The rebuttal doesn't completely ignore this finding. That little table of alleged ToH token counts is precisely targeted at this finding. (It seems like it's wrong, which is important, but the problem here isn't that the paper ignores this issue, it's that it has a mistake that invalidates how it addresses the issue.)

Things that a good rebuttal^2 should point out but this rebuttal completely ignores:

The most glaring one, to me, is that the rebuttal focuses almost entirely on the Tower of Hanoi, where there's a plausible "the only problem is that there aren't enough tokens" issue, and largely ignores the other problems that the original paper also claims to find "collapse" problems with. Maybe token-limit issues are also sufficient explanation for the problems with other models (e.g., if something is effectively only solvable by exhaustive search, then maybe there aren't enough tokens for the model to do that search in) but the rebuttal never actually makes that argument (e.g., by estimating how many tokens are needed to do the relevant exhaustive search).

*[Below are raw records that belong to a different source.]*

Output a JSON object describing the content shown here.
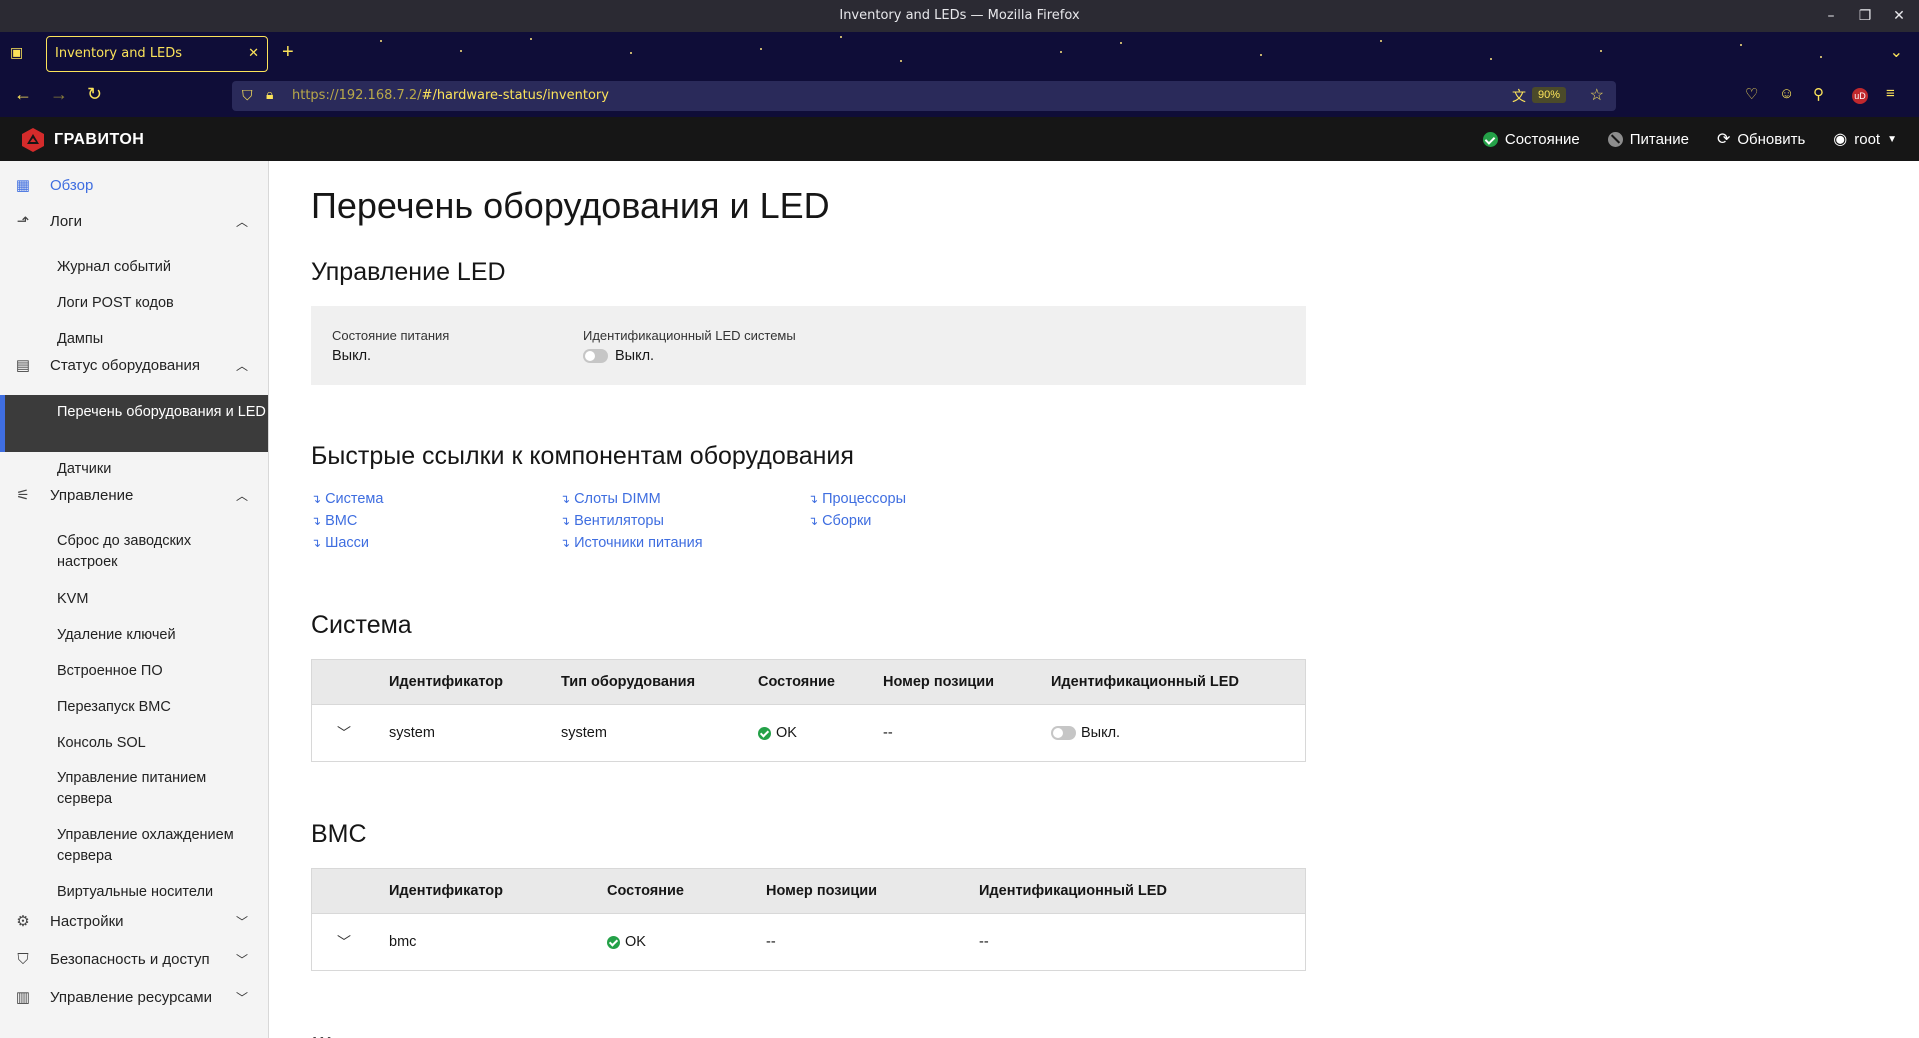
{
  "window": {
    "title": "Inventory and LEDs — Mozilla Firefox",
    "controls": [
      "–",
      "❐",
      "✕"
    ]
  },
  "browser": {
    "tab_title": "Inventory and LEDs",
    "tab_close": "✕",
    "new_tab": "+",
    "url_host": "https://192.168.7.2/",
    "url_path": "#/hardware-status/inventory",
    "zoom": "90%",
    "extensions": [
      "pocket-icon",
      "account-icon",
      "extensions-icon",
      "ublock-icon",
      "menu-icon"
    ],
    "ublock_label": "uD"
  },
  "app": {
    "brand": "ГРАВИТОН",
    "header": {
      "status": "Состояние",
      "power": "Питание",
      "refresh": "Обновить",
      "user": "root"
    }
  },
  "sidebar": {
    "overview": "Обзор",
    "logs": {
      "label": "Логи",
      "items": [
        "Журнал событий",
        "Логи POST кодов",
        "Дампы"
      ]
    },
    "hardware": {
      "label": "Статус оборудования",
      "items": [
        "Перечень оборудования и LED",
        "Датчики"
      ]
    },
    "control": {
      "label": "Управление",
      "items": [
        "Сброс до заводских настроек",
        "KVM",
        "Удаление ключей",
        "Встроенное ПО",
        "Перезапуск BMC",
        "Консоль SOL",
        "Управление питанием сервера",
        "Управление охлаждением сервера",
        "Виртуальные носители"
      ]
    },
    "settings": "Настройки",
    "security": "Безопасность и доступ",
    "resources": "Управление ресурсами"
  },
  "page": {
    "title": "Перечень оборудования и LED",
    "led_section": {
      "title": "Управление LED",
      "power_state_label": "Состояние питания",
      "power_state_value": "Выкл.",
      "system_led_label": "Идентификационный LED системы",
      "system_led_value": "Выкл."
    },
    "quick_links": {
      "title": "Быстрые ссылки к компонентам оборудования",
      "arrow": "↴",
      "links": [
        "Система",
        "BMC",
        "Шасси",
        "Слоты DIMM",
        "Вентиляторы",
        "Источники питания",
        "Процессоры",
        "Сборки"
      ]
    },
    "system": {
      "title": "Система",
      "headers": [
        "Идентификатор",
        "Тип оборудования",
        "Состояние",
        "Номер позиции",
        "Идентификационный LED"
      ],
      "row": {
        "id": "system",
        "type": "system",
        "status": "OK",
        "part": "--",
        "led": "Выкл."
      }
    },
    "bmc": {
      "title": "BMC",
      "headers": [
        "Идентификатор",
        "Состояние",
        "Номер позиции",
        "Идентификационный LED"
      ],
      "row": {
        "id": "bmc",
        "status": "OK",
        "part": "--",
        "led": "--"
      }
    },
    "more": "..."
  },
  "colors": {
    "accent": "#3f6ee0",
    "ok": "#24a148",
    "header_bg": "#161616",
    "browser_accent": "#fbe35a"
  }
}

The rebuttal does point out what if correct is a serious problem with the original paper's treatment of the "River Crossing" problem (apparently the problem they asked the AI to solve is literally unsolvable for many of the cases they put to it), but the unsolvability starts at N=6 and the original paper finds that the models were unable to solve the problem starting at N=3.

(Anecdata: I had a go at solving the River Crossing problem for N=3 myself. I made a stupid mistake that stopped me finding a solution and didn't have sufficient patience to track it down. My guess is that if you could spawn many independent copies of me and ask them all to solve it, probably about 2/3 would solve it and 1/3 would screw up in something like the way actual-me did. If I actually needed to solve it for larger N I'd write some code, which I suspect the AI models could do about as well as I could. For what it's worth, I think the amount of text-editor scribbling I did while not solving the puzzle was quite a bit less than the thinking-token limits these models had.)

The rebuttal^2 does complain about the "narrow focus" of the rebuttal, but it means something else by that.